Buntut dari kabar peretasan ini, Jaksa Agung New York, Eric Schneiderman, langsung memulai upaya penyelidikan. Aksi peretasan yang menimpa Uber itu tak terjadi dalam beberapa hari ini.

Peretasan yang menggondol 57 juta data pribadi itu, terjadi hampir 13 bulan atau sejak Oktober 2016. Ini artinya, peretasan yang menimpa Uber sudah terjadi sebelum kepemimpinan Khosrowshahi, saat itu Uber dipimpin oleh Travis Kalanick. Berdasarkan laporan Bloomberg, Kalanick mengetahui kasus yang menimpa perusahaannya.

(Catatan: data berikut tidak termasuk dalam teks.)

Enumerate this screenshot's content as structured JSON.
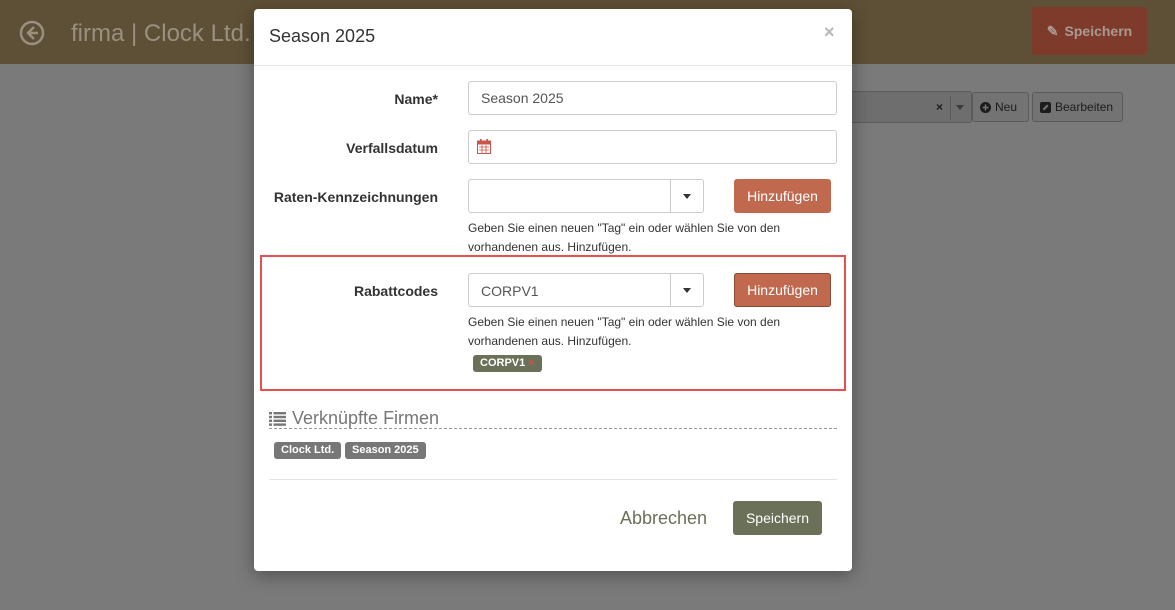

Sayangnya, alih-alih segera melapor pada pihak berwajib, serta memberitahu pengguna dan pengemudinya, Uber memilih untuk membayar tebusan senilai $100 ribu pada peretas. Uang yang bila dirupiahkan kurang lebih Rp1,3 miliar agar membungkam peretas menghapus data yang berhasil mereka curi dan tidak membocorkan informasi apapun tentang aksi mereka. Saat itu, Uber lebih memilih menutup rapat-rapat insiden itu.

Dalam rilis yang diterima, Khosrowshahi, CEO Uber pengganti Kalanick bertanya-tanya tentang pilihan kebijakan di masa Kalanick. “Anda mungkin bertanya-tanya, mengapa kami baru membahas ini sekarang, setelah setahun berlalu. Saya memiliki pertanyaan yang sama, dan karena itu saya segera minta diadakan investigasi yang seksama mengenai apa yang terjadi dan bagaimana kami menanganinya,” kata Khosrowshahi.

Pilihan Uber untuk menutup mulut tragedi yang menimpanya, sangat mungkin berbuntut panjang. Ini terutama terkait para pengguna maupun pengemudi yang identitasnya bocor dan tak segera mendapatkan pengamanan hukum oleh aparat.

"Jika Uber tahu (aksi peretasan yang menimpanya) dan (memilih) menutupi dan tidak memberi tahu FTC (Federal Trade Commission), itu menjadi pintu pada masalah berikutnya, (pilihan ini) bisa berujung masalah pidana," ucap Williams McGeveran, profesor hukum privasi data University of Minnesota Law School, memberikan keterangannya pada Wired.

“Jika semua ini benar (memilih membayar peretas daripada melaporkan), itu bisa diartikan sebagai pernyataan palsu terhadap penyidik. Kamu (seharusnya) dilarang berbohong pada penyidik dalam proses menyelesaikan permasalahan,” tambahnya.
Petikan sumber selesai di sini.